The Chinese Performing Arts of America celebrated a feminine archetype, fielding a troop of chorus girls in chic evening gowns. Program notes incongruously described their trite Busby Berkeley-inspired routine as a reminder "that America is a nation of immigrants - hopeful, hardworking people who continue to share stories of sweat and tears."


But there was no shortage of female power and virtuosity on display elsewhere in the festival.

Melissa Cruz and Kerensa DeMars of the San Francisco Flamenco Company delivered an arresting farruca, a dance traditionally performed by men.

The driving footwork and imperious mien of the AguaClara Flamenco dancers in the complex rhythms of the martinete, accompanied by the ominous ring of a hammer striking steel, remind us that ethnic dances are not purely celebratory. At times, they are an avowal of anger or despair, coded warnings or preludes to revolution.


The striking Aliah Najmabadi united lofty spiritual concerns, expressed in the sung poetry of ancient Persian shashmaqom, with the earthly splendor of her flowing Tajik robes and movement. Ballet students should study her expressive and commanding use of head, arms, and fingers - just as they should absorb the spiraling, sinuous port de bras of the flamenco dancers and the Balinese dancers of Gamelan Sekar Jaya. Armored in gold, the Balinese women dancers adopt a wide, rooted stance, proud shoulders held high, their movements delicate but weighty.



Brilliant juxtapositions by Festival programmers provoke marvel at the wide-ranging character and intention of folk dance, which continually reinvents itself in concert with geopolitical upheaval. Ethnic dance reflects the ebb and flow of nationalism, the displacement of minorities, and the rise of new mestizo cultures from diaspora and intermarriage.

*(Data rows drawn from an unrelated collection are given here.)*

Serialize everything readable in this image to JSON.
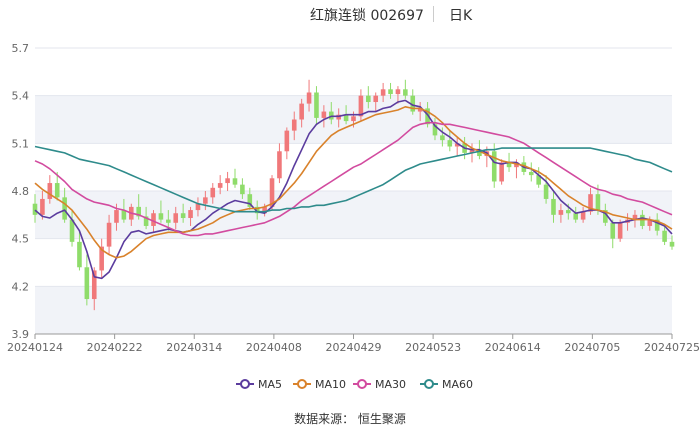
{
  "title": {
    "name": "红旗连锁 002697",
    "period": "日K"
  },
  "source": "数据来源： 恒生聚源",
  "colors": {
    "up": "#f0787a",
    "down": "#8fdc6a",
    "ma5": "#5b3c9e",
    "ma10": "#d9822b",
    "ma30": "#d24b9f",
    "ma60": "#2e8b8b",
    "band": "#f1f3f8",
    "grid": "#e3e6ee",
    "axis": "#666666"
  },
  "chart_data": {
    "type": "candlestick",
    "title": "红旗连锁 002697",
    "ylim": [
      3.9,
      5.7
    ],
    "yticks": [
      "3.9",
      "4.2",
      "4.5",
      "4.8",
      "5.1",
      "5.4",
      "5.7"
    ],
    "xticks": [
      {
        "label": "20240124",
        "pos": 0
      },
      {
        "label": "20240222",
        "pos": 0.125
      },
      {
        "label": "20240314",
        "pos": 0.25
      },
      {
        "label": "20240408",
        "pos": 0.375
      },
      {
        "label": "20240429",
        "pos": 0.5
      },
      {
        "label": "20240523",
        "pos": 0.625
      },
      {
        "label": "20240614",
        "pos": 0.75
      },
      {
        "label": "20240705",
        "pos": 0.875
      },
      {
        "label": "20240725",
        "pos": 1
      }
    ],
    "legend": [
      {
        "key": "ma5",
        "label": "MA5"
      },
      {
        "key": "ma10",
        "label": "MA10"
      },
      {
        "key": "ma30",
        "label": "MA30"
      },
      {
        "key": "ma60",
        "label": "MA60"
      }
    ],
    "ohlc": [
      [
        4.72,
        4.78,
        4.6,
        4.65
      ],
      [
        4.65,
        4.8,
        4.62,
        4.75
      ],
      [
        4.75,
        4.9,
        4.72,
        4.85
      ],
      [
        4.85,
        4.92,
        4.74,
        4.76
      ],
      [
        4.76,
        4.82,
        4.6,
        4.62
      ],
      [
        4.62,
        4.68,
        4.45,
        4.48
      ],
      [
        4.48,
        4.55,
        4.3,
        4.32
      ],
      [
        4.32,
        4.4,
        4.08,
        4.12
      ],
      [
        4.12,
        4.32,
        4.05,
        4.3
      ],
      [
        4.3,
        4.5,
        4.25,
        4.45
      ],
      [
        4.45,
        4.65,
        4.4,
        4.6
      ],
      [
        4.6,
        4.72,
        4.55,
        4.68
      ],
      [
        4.68,
        4.75,
        4.6,
        4.62
      ],
      [
        4.62,
        4.72,
        4.58,
        4.7
      ],
      [
        4.7,
        4.78,
        4.62,
        4.64
      ],
      [
        4.64,
        4.7,
        4.56,
        4.58
      ],
      [
        4.58,
        4.68,
        4.54,
        4.66
      ],
      [
        4.66,
        4.74,
        4.6,
        4.62
      ],
      [
        4.62,
        4.68,
        4.55,
        4.6
      ],
      [
        4.6,
        4.7,
        4.56,
        4.66
      ],
      [
        4.66,
        4.72,
        4.6,
        4.63
      ],
      [
        4.63,
        4.7,
        4.58,
        4.68
      ],
      [
        4.68,
        4.76,
        4.64,
        4.72
      ],
      [
        4.72,
        4.8,
        4.68,
        4.76
      ],
      [
        4.76,
        4.85,
        4.72,
        4.82
      ],
      [
        4.82,
        4.9,
        4.78,
        4.85
      ],
      [
        4.85,
        4.92,
        4.8,
        4.88
      ],
      [
        4.88,
        4.94,
        4.82,
        4.84
      ],
      [
        4.84,
        4.88,
        4.75,
        4.78
      ],
      [
        4.78,
        4.82,
        4.68,
        4.7
      ],
      [
        4.7,
        4.74,
        4.62,
        4.66
      ],
      [
        4.66,
        4.72,
        4.64,
        4.7
      ],
      [
        4.7,
        4.9,
        4.68,
        4.88
      ],
      [
        4.88,
        5.1,
        4.85,
        5.05
      ],
      [
        5.05,
        5.2,
        5.0,
        5.18
      ],
      [
        5.18,
        5.3,
        5.12,
        5.25
      ],
      [
        5.25,
        5.38,
        5.2,
        5.35
      ],
      [
        5.35,
        5.5,
        5.3,
        5.42
      ],
      [
        5.42,
        5.46,
        5.22,
        5.26
      ],
      [
        5.26,
        5.34,
        5.2,
        5.3
      ],
      [
        5.3,
        5.36,
        5.22,
        5.25
      ],
      [
        5.25,
        5.32,
        5.2,
        5.28
      ],
      [
        5.28,
        5.34,
        5.22,
        5.24
      ],
      [
        5.24,
        5.3,
        5.2,
        5.27
      ],
      [
        5.27,
        5.44,
        5.24,
        5.4
      ],
      [
        5.4,
        5.46,
        5.32,
        5.36
      ],
      [
        5.36,
        5.42,
        5.3,
        5.4
      ],
      [
        5.4,
        5.48,
        5.36,
        5.44
      ],
      [
        5.44,
        5.48,
        5.38,
        5.41
      ],
      [
        5.41,
        5.46,
        5.35,
        5.44
      ],
      [
        5.44,
        5.5,
        5.38,
        5.4
      ],
      [
        5.4,
        5.44,
        5.28,
        5.3
      ],
      [
        5.3,
        5.36,
        5.24,
        5.32
      ],
      [
        5.32,
        5.36,
        5.2,
        5.22
      ],
      [
        5.22,
        5.26,
        5.12,
        5.15
      ],
      [
        5.15,
        5.2,
        5.08,
        5.12
      ],
      [
        5.12,
        5.18,
        5.05,
        5.08
      ],
      [
        5.08,
        5.14,
        5.02,
        5.1
      ],
      [
        5.1,
        5.14,
        5.0,
        5.04
      ],
      [
        5.04,
        5.1,
        4.98,
        5.06
      ],
      [
        5.06,
        5.12,
        5.0,
        5.02
      ],
      [
        5.02,
        5.08,
        4.95,
        5.05
      ],
      [
        5.05,
        5.1,
        4.82,
        4.86
      ],
      [
        4.86,
        5.0,
        4.84,
        4.98
      ],
      [
        4.98,
        5.04,
        4.92,
        4.95
      ],
      [
        4.95,
        5.0,
        4.88,
        4.98
      ],
      [
        4.98,
        5.02,
        4.9,
        4.92
      ],
      [
        4.92,
        4.98,
        4.86,
        4.9
      ],
      [
        4.9,
        4.95,
        4.82,
        4.84
      ],
      [
        4.84,
        4.9,
        4.72,
        4.75
      ],
      [
        4.75,
        4.8,
        4.6,
        4.65
      ],
      [
        4.65,
        4.72,
        4.6,
        4.68
      ],
      [
        4.68,
        4.72,
        4.62,
        4.66
      ],
      [
        4.66,
        4.7,
        4.6,
        4.62
      ],
      [
        4.62,
        4.7,
        4.6,
        4.67
      ],
      [
        4.67,
        4.82,
        4.65,
        4.78
      ],
      [
        4.78,
        4.84,
        4.65,
        4.68
      ],
      [
        4.68,
        4.72,
        4.58,
        4.6
      ],
      [
        4.6,
        4.62,
        4.44,
        4.5
      ],
      [
        4.5,
        4.62,
        4.48,
        4.6
      ],
      [
        4.6,
        4.66,
        4.55,
        4.62
      ],
      [
        4.62,
        4.68,
        4.57,
        4.65
      ],
      [
        4.65,
        4.68,
        4.56,
        4.58
      ],
      [
        4.58,
        4.64,
        4.55,
        4.62
      ],
      [
        4.62,
        4.66,
        4.52,
        4.55
      ],
      [
        4.55,
        4.58,
        4.46,
        4.48
      ],
      [
        4.48,
        4.52,
        4.43,
        4.45
      ]
    ],
    "series": [
      {
        "key": "ma5",
        "name": "MA5",
        "values": [
          4.68,
          4.64,
          4.63,
          4.66,
          4.68,
          4.62,
          4.55,
          4.42,
          4.26,
          4.25,
          4.29,
          4.38,
          4.48,
          4.54,
          4.55,
          4.53,
          4.54,
          4.55,
          4.56,
          4.55,
          4.54,
          4.55,
          4.59,
          4.62,
          4.66,
          4.69,
          4.72,
          4.74,
          4.73,
          4.72,
          4.67,
          4.66,
          4.7,
          4.76,
          4.85,
          4.96,
          5.06,
          5.16,
          5.22,
          5.25,
          5.27,
          5.27,
          5.28,
          5.28,
          5.28,
          5.3,
          5.3,
          5.32,
          5.33,
          5.36,
          5.37,
          5.34,
          5.33,
          5.28,
          5.21,
          5.17,
          5.14,
          5.1,
          5.07,
          5.06,
          5.06,
          5.04,
          4.98,
          4.97,
          4.98,
          4.98,
          4.95,
          4.94,
          4.9,
          4.86,
          4.8,
          4.74,
          4.7,
          4.66,
          4.67,
          4.68,
          4.68,
          4.66,
          4.6,
          4.6,
          4.61,
          4.62,
          4.63,
          4.62,
          4.6,
          4.58,
          4.53
        ]
      },
      {
        "key": "ma10",
        "name": "MA10",
        "values": [
          4.85,
          4.81,
          4.78,
          4.75,
          4.72,
          4.68,
          4.62,
          4.56,
          4.49,
          4.43,
          4.4,
          4.38,
          4.39,
          4.42,
          4.46,
          4.5,
          4.52,
          4.53,
          4.54,
          4.54,
          4.54,
          4.55,
          4.56,
          4.58,
          4.6,
          4.63,
          4.65,
          4.67,
          4.68,
          4.69,
          4.69,
          4.7,
          4.72,
          4.75,
          4.8,
          4.85,
          4.91,
          4.98,
          5.05,
          5.1,
          5.15,
          5.18,
          5.2,
          5.22,
          5.24,
          5.26,
          5.28,
          5.29,
          5.3,
          5.31,
          5.33,
          5.32,
          5.32,
          5.3,
          5.27,
          5.23,
          5.18,
          5.14,
          5.1,
          5.07,
          5.05,
          5.03,
          5.01,
          4.99,
          4.98,
          4.97,
          4.96,
          4.94,
          4.92,
          4.89,
          4.85,
          4.81,
          4.77,
          4.74,
          4.71,
          4.69,
          4.68,
          4.67,
          4.65,
          4.64,
          4.63,
          4.62,
          4.62,
          4.62,
          4.61,
          4.59,
          4.56
        ]
      },
      {
        "key": "ma30",
        "name": "MA30",
        "values": [
          4.99,
          4.97,
          4.94,
          4.9,
          4.86,
          4.81,
          4.78,
          4.75,
          4.73,
          4.72,
          4.71,
          4.69,
          4.68,
          4.66,
          4.65,
          4.63,
          4.61,
          4.59,
          4.57,
          4.55,
          4.53,
          4.52,
          4.52,
          4.53,
          4.53,
          4.54,
          4.55,
          4.56,
          4.57,
          4.58,
          4.59,
          4.6,
          4.62,
          4.64,
          4.67,
          4.7,
          4.74,
          4.77,
          4.8,
          4.83,
          4.86,
          4.89,
          4.92,
          4.95,
          4.97,
          5.0,
          5.03,
          5.06,
          5.09,
          5.12,
          5.16,
          5.2,
          5.22,
          5.23,
          5.23,
          5.22,
          5.22,
          5.21,
          5.2,
          5.19,
          5.18,
          5.17,
          5.16,
          5.15,
          5.14,
          5.12,
          5.1,
          5.07,
          5.04,
          5.01,
          4.98,
          4.95,
          4.92,
          4.89,
          4.86,
          4.83,
          4.81,
          4.8,
          4.78,
          4.77,
          4.75,
          4.74,
          4.73,
          4.71,
          4.69,
          4.67,
          4.65
        ]
      },
      {
        "key": "ma60",
        "name": "MA60",
        "values": [
          5.08,
          5.07,
          5.06,
          5.05,
          5.04,
          5.02,
          5.0,
          4.99,
          4.98,
          4.97,
          4.96,
          4.94,
          4.92,
          4.9,
          4.88,
          4.86,
          4.84,
          4.82,
          4.8,
          4.78,
          4.76,
          4.74,
          4.72,
          4.71,
          4.7,
          4.69,
          4.68,
          4.67,
          4.67,
          4.67,
          4.67,
          4.67,
          4.68,
          4.68,
          4.69,
          4.69,
          4.7,
          4.7,
          4.71,
          4.71,
          4.72,
          4.73,
          4.74,
          4.76,
          4.78,
          4.8,
          4.82,
          4.84,
          4.87,
          4.9,
          4.93,
          4.95,
          4.97,
          4.98,
          4.99,
          5.0,
          5.01,
          5.02,
          5.03,
          5.04,
          5.05,
          5.06,
          5.06,
          5.07,
          5.07,
          5.07,
          5.07,
          5.07,
          5.07,
          5.07,
          5.07,
          5.07,
          5.07,
          5.07,
          5.07,
          5.07,
          5.06,
          5.05,
          5.04,
          5.03,
          5.02,
          5.0,
          4.99,
          4.98,
          4.96,
          4.94,
          4.92
        ]
      }
    ]
  }
}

On Weekend 2, the Philippine LIKHA company recreated the pageantry of the Muslim Maranao aristocracy from the conflict-torn island of Mindanao. Next up, vibrant, often sensual expressions of oneness with nature by the Nicaragua Danza, Hijos del Maíz, from the people of the Miskito Coast, whose indigenous culture has absorbed influences from the African slave trade and from British and European customs. Then the Dunsmuir Scottish dancers, who executed marvelous kaleidoscopic floor patterns with grave precision and lightly stabbing footwork. Program notes spotlight the metaphor of the Scots kicking off English trousers - that is, the English yoke - and returning to their beloved kilts. World dance is the richer for their rebellion.


Music is the heartbeat of these dances. The musical richness flaunted at the Festival reached notable highs this season in the ecstatic drumming of Khaley Adouna African Dance and Drum with Domou Africa; the polished quintet that supplied traditional fiddle and flute accompaniment to the Dunsmuir dancers; the fast and furious pace of the gamelan accompaniment to the Balinese number; LIKHA's kulintang ensemble; and the mesmerizing Hindustani score by the late Pandit Chitresh Das and Jayanta Bannerjee for Chhandam.

The Festival magic transcends genre and time, as in the miraculous entr'acte encounter between flamenco vocalist Azriel Goldschmidt and Indian songstress Saneyee Purandare, which produced an electrifying duet out of the collision between two ancient traditions.

The only downer on Saturday afternoon of Weekend 2 was the presence in the audience of two women who appeared to be avid fans of AguaClara Flamenco. They chattered and tittered loudly through every act while tackling all manner of business on their brightly beaming smartphones. Admittedly, this wasn't the opera house and we weren't watching Puccini; the relaxed vibe invited some audience engagement. But the blithe disrespect displayed by this pair for troupes other than their favored one dishonored everything this festival stands for.

The 38th Annual San Francisco Ethnic Dance Festival runs for one more weekend from June 18 - 19 at the Palace of Fine Arts Theatre.